There is two obvious ways to crack this, one just give out the 'securepassword' by decompiling, but we're going to do something different.

Here's the Bytecode of that method

aload_0
iconst_0
aaload
astore_1
aload_1
ldc "securepassword"
invokevirtual java/lang/String/equalsIgnoreCase(Ljava/lang/String;)Z
ifeq 12
getstatic java/lang/System/out Ljava/io/PrintStream;
ldc "Cracked"
invokevirtual java/io/PrintStream/println(Ljava/lang/String;)V
return

Now it's time to learn the two simple Opcodes; IFEQ if(equals) and IFNE if(!equals). Utilizing these two Opcodes will allow you to crack any form of serial/login based authentication. (Since it'll end up having to compare the serial/login response to something).
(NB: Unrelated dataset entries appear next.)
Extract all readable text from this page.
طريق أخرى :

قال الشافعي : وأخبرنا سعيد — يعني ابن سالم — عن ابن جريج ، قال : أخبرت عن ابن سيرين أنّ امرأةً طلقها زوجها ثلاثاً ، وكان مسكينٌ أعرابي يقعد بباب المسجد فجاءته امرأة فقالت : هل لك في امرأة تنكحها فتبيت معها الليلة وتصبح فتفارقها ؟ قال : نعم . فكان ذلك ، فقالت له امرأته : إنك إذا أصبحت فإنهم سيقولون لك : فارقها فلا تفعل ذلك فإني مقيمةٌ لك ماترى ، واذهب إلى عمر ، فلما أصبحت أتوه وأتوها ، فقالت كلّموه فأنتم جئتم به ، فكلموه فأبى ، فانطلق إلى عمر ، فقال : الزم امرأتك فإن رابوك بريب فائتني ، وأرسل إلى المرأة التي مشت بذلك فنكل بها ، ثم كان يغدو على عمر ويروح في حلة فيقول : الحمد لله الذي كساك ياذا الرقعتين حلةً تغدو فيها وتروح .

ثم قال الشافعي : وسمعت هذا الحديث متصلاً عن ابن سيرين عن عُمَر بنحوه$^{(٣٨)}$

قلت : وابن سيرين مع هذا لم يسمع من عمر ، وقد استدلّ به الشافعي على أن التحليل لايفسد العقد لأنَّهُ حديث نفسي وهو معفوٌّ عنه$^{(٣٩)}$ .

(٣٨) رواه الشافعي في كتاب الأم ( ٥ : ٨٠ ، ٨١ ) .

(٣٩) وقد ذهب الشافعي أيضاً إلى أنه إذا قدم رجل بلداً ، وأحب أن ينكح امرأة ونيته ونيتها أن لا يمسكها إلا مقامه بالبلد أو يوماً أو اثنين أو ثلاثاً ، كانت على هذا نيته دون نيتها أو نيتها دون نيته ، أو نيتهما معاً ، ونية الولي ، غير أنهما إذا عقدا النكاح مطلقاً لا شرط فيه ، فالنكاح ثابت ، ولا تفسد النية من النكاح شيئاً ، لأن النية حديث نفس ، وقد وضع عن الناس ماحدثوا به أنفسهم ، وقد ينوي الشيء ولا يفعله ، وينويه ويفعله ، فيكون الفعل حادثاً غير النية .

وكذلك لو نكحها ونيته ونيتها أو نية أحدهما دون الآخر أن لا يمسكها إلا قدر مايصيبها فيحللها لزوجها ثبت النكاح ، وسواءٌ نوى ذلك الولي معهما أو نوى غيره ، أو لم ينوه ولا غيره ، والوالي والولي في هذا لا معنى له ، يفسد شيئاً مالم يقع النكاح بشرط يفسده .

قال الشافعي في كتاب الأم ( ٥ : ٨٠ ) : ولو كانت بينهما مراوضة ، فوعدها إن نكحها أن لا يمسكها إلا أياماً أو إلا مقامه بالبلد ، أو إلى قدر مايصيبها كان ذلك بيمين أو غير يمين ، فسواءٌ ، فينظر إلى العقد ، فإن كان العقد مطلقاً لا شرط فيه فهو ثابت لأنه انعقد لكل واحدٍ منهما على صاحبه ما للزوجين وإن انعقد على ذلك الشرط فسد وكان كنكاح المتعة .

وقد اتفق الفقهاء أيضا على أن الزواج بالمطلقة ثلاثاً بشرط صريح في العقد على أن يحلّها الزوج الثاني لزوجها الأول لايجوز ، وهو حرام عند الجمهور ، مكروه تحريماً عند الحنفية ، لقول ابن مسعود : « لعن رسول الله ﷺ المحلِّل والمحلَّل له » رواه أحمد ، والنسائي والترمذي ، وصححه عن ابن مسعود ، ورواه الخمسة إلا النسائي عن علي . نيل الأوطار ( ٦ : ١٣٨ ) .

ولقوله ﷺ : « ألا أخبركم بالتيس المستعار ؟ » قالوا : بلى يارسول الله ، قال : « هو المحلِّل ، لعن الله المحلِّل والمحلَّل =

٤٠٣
So, as you can see if the String 'securepassword' was dynamic, or if their security relies on simple if checks, all you'll need to do is replace all of the ifeqs with ifnes. (vise versa if needed)

Cracked Bytecode:

aload_0
iconst_0
aaload
astore_1
aload_1
ldc "securepassword"
invokevirtual java/lang/String/equalsIgnoreCase(Ljava/lang/String;)Z
ifne 12
getstatic java/lang/System/out Ljava/io/PrintStream;
ldc "Cracked"
invokevirtual java/io/PrintStream/println(Ljava/lang/String;)V
return

And the Java source code of this would be:

    public static void main(String[] args) {
        String key = args[0];
        if(!key.equalsIgnoreCase("securepassword")) {
            System.out.println("Cracked");
        }
    }

Isn't cracking easy? You'd be surprised by how many programs rely on ifeq/ifne (Almost all indie programs/games will).

Tips

  • You'll really need to think of it like this, you have control of the source code, if you can read/write Bytecode well enough, you could even develop in it (highly unlikely, but this means modding/patching/whatever can be done without even needing to have access to the source code. For example, say there is a method that returns a String, this is used to generate a unique key made only for your computer, we could simply edit the classfile's Bytecode quickly and make the method return random shit.
  • A jar file is essentially just a ZIP file with a META-INF/ folder and Java class files inside of it, because of this you can open it with any Zip archive tool.
  • If you're on Windows and you come across a jar file with aa.class AA.class Aa.class, etc. Try reobfuscating it without strong obfuscation, or else you won't be able to fully extract the jar file to your filesystem.